In topology, a branch of mathematics, an aspherical space is a topological space with all homotopy groups πn(X) equal to 0 when n>1.

If one works with CW complexes, one can reformulate this condition: an aspherical CW complex is a CW complex whose universal cover is contractible. Indeed, contractibility of a universal cover is the same, by Whitehead's theorem, as asphericality of it. And it is an application of the exact sequence of a fibration that higher homotopy groups of a space and its universal cover are same. (By the same argument, if E is a path-connected space and p: EB is any covering map, then E is aspherical if and only if B is aspherical.)

Aspherical spaces are, directly from the definitions, Eilenberg-MacLane spaces. Also directly from the definitions, aspherical spaces are classifying spaces of their fundamental groups.

## Examples

• Using the second of above definitions we easily see that all orientable compact surfaces of genus greater than 0 are aspherical (as they have either the Euclidean plane or the hyperbolic plane as a universal cover).
• It follows that all non-orientable surfaces, except the real projective plane, are aspherical as well, as they can be covered by an orientable surface genus 1 or higher.
• Similarly, a product of any number of circles is aspherical. As is any complete, Riemannian flat manifold.
• Any hyperbolic 3-manifold is, by definition, covered by the hyperbolic 3-space H3, hence aspherical. As is any n-manifold whose universal covering space is hyperbolic n-space Hn.

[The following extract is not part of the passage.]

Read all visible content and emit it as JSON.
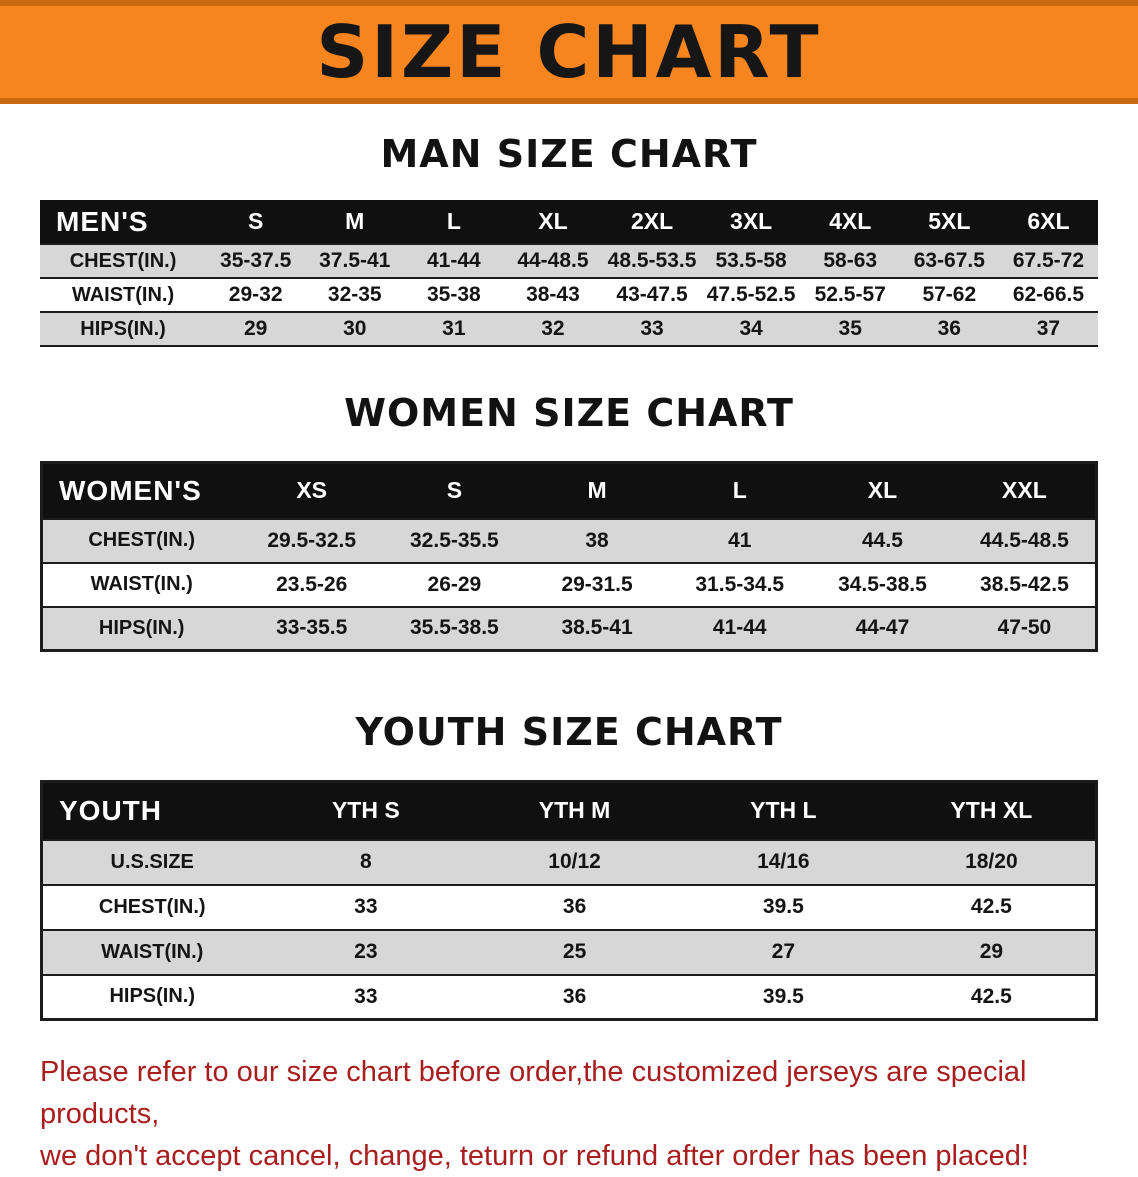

## Symplectically aspherical manifolds

If one deals with symplectic manifolds, the meaning of "aspherical" is a little bit different. Specifically, we say that a symplectic manifold (M,ω) is symplectically aspherical if and only if

$\int_{S^2}f^*\omega=\langle c_1(TM),f_*[S^2]\rangle=0$

for every continuous mapping

$f\colon S^2 \to M,$

where $c_1(TM)$ denotes the first Chern class of an almost complex structure which is compatible with ω.

By Stokes' theorem, we see that symplectic manifolds which are aspherical are also symplectically aspherical manifolds. However, there do exist symplectically aspherical manifolds which are not aspherical spaces.[1]

Some references[2] drop the requirement on c1 in their definition of "symplectically aspherical." However, it is more common for symplectic manifolds satisfying only this weaker condition to be called "weakly exact."